16-25: Our chance to shape the young adult agenda
The new Children and Families Act 2014 has handed us all a chance to give every child a better start in life. I believe it’s time to speak as one, through Special Schools’ Voice, and be proactive in our response to one of the greatest transforming opportunities many of us have ever seen.
For many years, it could be argued, schools have placed the preparation for young adulthood in the hands of other organisations. Local colleges, independent providers and social care provision have all taken our, at times, unfair criticism. But things are changing. The new children and families bill has rightly placed aspiration for our young people at the heart of a revised school-based strategy that is intended to be both challenging and ambitious.
So what does this mean in reality for our schools? The coalition has given schools the green light to innovate. Without careful planning, this could mean our impact is limited. So we need to embrace an employment, volunteering, independent living and community engagement strategy.
We need to have a shared understanding of positive outcomes for our young people. If we can clearly articulate what these community outcomes are, it could help frame our curriculum offers and assessment systems.
It will be a challenge. For many years, we’ve followed various government initiatives and strategies. It could be argued that only a minority have challenged a young adult agenda and very few have had a lasting impact on our young people’s life opportunities.
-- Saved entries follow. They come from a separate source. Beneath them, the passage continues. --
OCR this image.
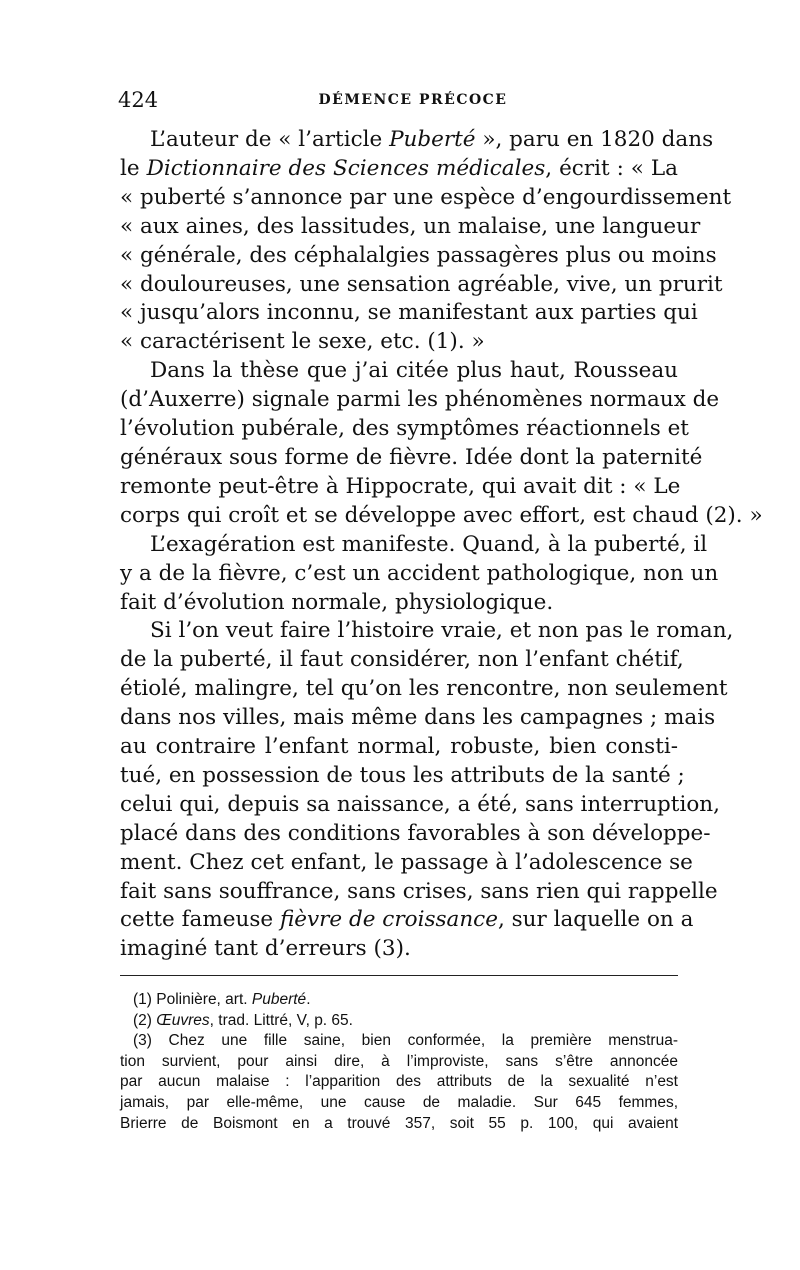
424	DÉMENCE PRÉCOCE
L’auteur de « l’article Puberté », paru en 1820 dans
le Dictionnaire des Sciences médicales, écrit : « La
« puberté s’annonce par une espèce d’engourdissement
« aux aines, des lassitudes, un malaise, une langueur
« générale, des céphalalgies passagères plus ou moins
« douloureuses, une sensation agréable, vive, un prurit
« jusqu’alors inconnu, se manifestant aux parties qui
« caractérisent le sexe, etc. (1). »
Dans la thèse que j’ai citée plus haut, Rousseau
(d’Auxerre) signale parmi les phénomènes normaux de
l’évolution pubérale, des symptômes réactionnels et
généraux sous forme de fièvre. Idée dont la paternité
remonte peut-être à Hippocrate, qui avait dit : « Le
corps qui croît et se développe avec effort, est chaud (2). »
L’exagération est manifeste. Quand, à la puberté, il
y a de la fièvre, c’est un accident pathologique, non un
fait d’évolution normale, physiologique.
Si l’on veut faire l’histoire vraie, et non pas le roman,
de la puberté, il faut considérer, non l’enfant chétif,
étiolé, malingre, tel qu’on les rencontre, non seulement
dans nos villes, mais même dans les campagnes ; mais
au contraire l’enfant normal, robuste, bien consti-
tué, en possession de tous les attributs de la santé ;
celui qui, depuis sa naissance, a été, sans interruption,
placé dans des conditions favorables à son développe-
ment. Chez cet enfant, le passage à l’adolescence se
fait sans souffrance, sans crises, sans rien qui rappelle
cette fameuse fièvre de croissance, sur laquelle on a
imaginé tant d’erreurs (3).
(1) Polinière, art. Puberté.
(2) Œuvres, trad. Littré, V, p. 65.
(3) Chez une fille saine, bien conformée, la première menstrua-
tion survient, pour ainsi dire, à l’improviste, sans s’être annoncée
par aucun malaise : l’apparition des attributs de la sexualité n’est
jamais, par elle-même, une cause de maladie. Sur 645 femmes,
Brierre de Boismont en a trouvé 357, soit 55 p. 100, qui avaient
Many schools have highlighted that we now lack help from special advisers and national experts. This has actually handed us an opportunity. It’s a chance for schools, the organisations that know their young people best, to help shape an agenda and ensure a new way forward. We can offer our young people improved life chances, experiences and opportunities.
We have many questions to discuss. How do we involve young people themselves in these solutions and decisions? How do we ensure creative curriculums and calculated risk-taking within an (inspection) system that struggles to understand our personalised approaches? How can we ensure our curriculum also contain enjoyment, joy, creativity, being healthy and being safe?
Collectively we have the knowledge and expertise. Together we have the creativity to challenge previous assumptions. Special Schools’ Voice can help co-ordinate our shared and creative solutions, and provide a forum for us to support each other on this incredible journey.
We need you to get involved.
Please share your best practice with others. We can learn from each other. We can find the solutions. We can rise to the challenge. If we speak with one voice from day one, we can make a real difference to young people’s lives.